VLLM_USE_V1=1 W_LONG_MAX_MODEL_LEN=1 VLLM_WORKER_MULTIPROC_METHOD=spawn  python3 -m vllm.entrypoints.openai.api_server --model TechxGenus/Meta-Llama-3-8B-GPTQ --dtype=float16 --device=xpu --enforce-eager --port 8000  --block-size 32 --gpu-memory-util 0.85 --trust-remote-code --disable-sliding-window

Raise Requests for Benchmarking in the Client Environment

To do performance benchmarking,Intel use a benchmarking script that comes with vLLM. Your client scripts can also be used.

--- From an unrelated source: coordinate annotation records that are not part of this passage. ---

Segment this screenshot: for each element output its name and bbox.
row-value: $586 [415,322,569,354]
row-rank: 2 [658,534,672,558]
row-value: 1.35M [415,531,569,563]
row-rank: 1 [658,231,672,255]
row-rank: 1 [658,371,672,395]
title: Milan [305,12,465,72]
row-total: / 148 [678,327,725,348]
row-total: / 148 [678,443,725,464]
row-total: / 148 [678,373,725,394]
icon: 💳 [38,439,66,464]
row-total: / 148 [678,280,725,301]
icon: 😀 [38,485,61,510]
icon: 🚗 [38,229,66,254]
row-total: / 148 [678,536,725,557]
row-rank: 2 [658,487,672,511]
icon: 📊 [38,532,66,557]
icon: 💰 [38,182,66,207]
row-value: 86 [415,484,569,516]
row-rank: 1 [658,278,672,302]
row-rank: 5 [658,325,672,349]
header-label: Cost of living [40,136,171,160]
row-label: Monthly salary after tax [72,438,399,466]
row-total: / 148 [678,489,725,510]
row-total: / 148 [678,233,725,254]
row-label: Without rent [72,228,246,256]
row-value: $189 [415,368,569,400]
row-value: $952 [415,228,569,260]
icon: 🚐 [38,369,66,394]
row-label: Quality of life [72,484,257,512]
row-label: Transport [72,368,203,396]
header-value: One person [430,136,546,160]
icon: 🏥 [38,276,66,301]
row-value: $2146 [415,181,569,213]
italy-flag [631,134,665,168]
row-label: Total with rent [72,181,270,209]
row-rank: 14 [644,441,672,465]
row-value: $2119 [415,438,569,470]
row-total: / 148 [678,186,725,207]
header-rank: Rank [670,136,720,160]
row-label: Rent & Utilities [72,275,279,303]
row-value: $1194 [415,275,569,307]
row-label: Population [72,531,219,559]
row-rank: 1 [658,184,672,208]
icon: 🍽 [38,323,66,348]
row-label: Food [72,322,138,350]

To shoot serving requests, use the following command:

python3 benchmarks/benchmark_serving.py --model TechxGenus/Meta-Llama-3-8B-GPTQ --dataset-name random --random-input-len=1024 --random-output-len=1024 --ignore-eos --num-prompt 1 --max-concurrency 16 --request-rate inf --backend vllm --port=8000 --host 0.0.0.0

 Performance

Intel tested vLLM V1’s performance using the docker container environments and commands described above on a system equipped with an Intel Core Ultra 5 245KF CPU and an Intel Arc B580 discrete graphics card. The throughput value increased when more prompts were sent to the vLLM server using this benchmarking configuration. With 16 concurrent queries, it peaked and stabilised as the machine’s hardware resources were depleted.

If necessary, you can further adjust performance to meet your needs by consulting the vLLM optimisation and tuning guide and/or vLLM environment settings.

Note: To ensure consistency, the performance figures displayed in the figure below are the outcomes of executions that did not make use of the prefix cache functionality. Cache utilisation optimisations are introduced by the prefix cache feature. However, because benchmarking runs are random, performance could differ slightly between them.

Throughput with vLLM v1 engine on Intel Arc B580
Image credit to Intel

Need Assistance?

Please open an issue ticket at vLLM Github Issues if you run into any problems or have any enquiries. To make sure it is seen, include the text [Intel GPU] in the issue title.

Drakshi
Drakshi
Since June 2023, Drakshi has been writing articles of Artificial Intelligence for govindhtech. She was a postgraduate in business administration. She was an enthusiast of Artificial Intelligence.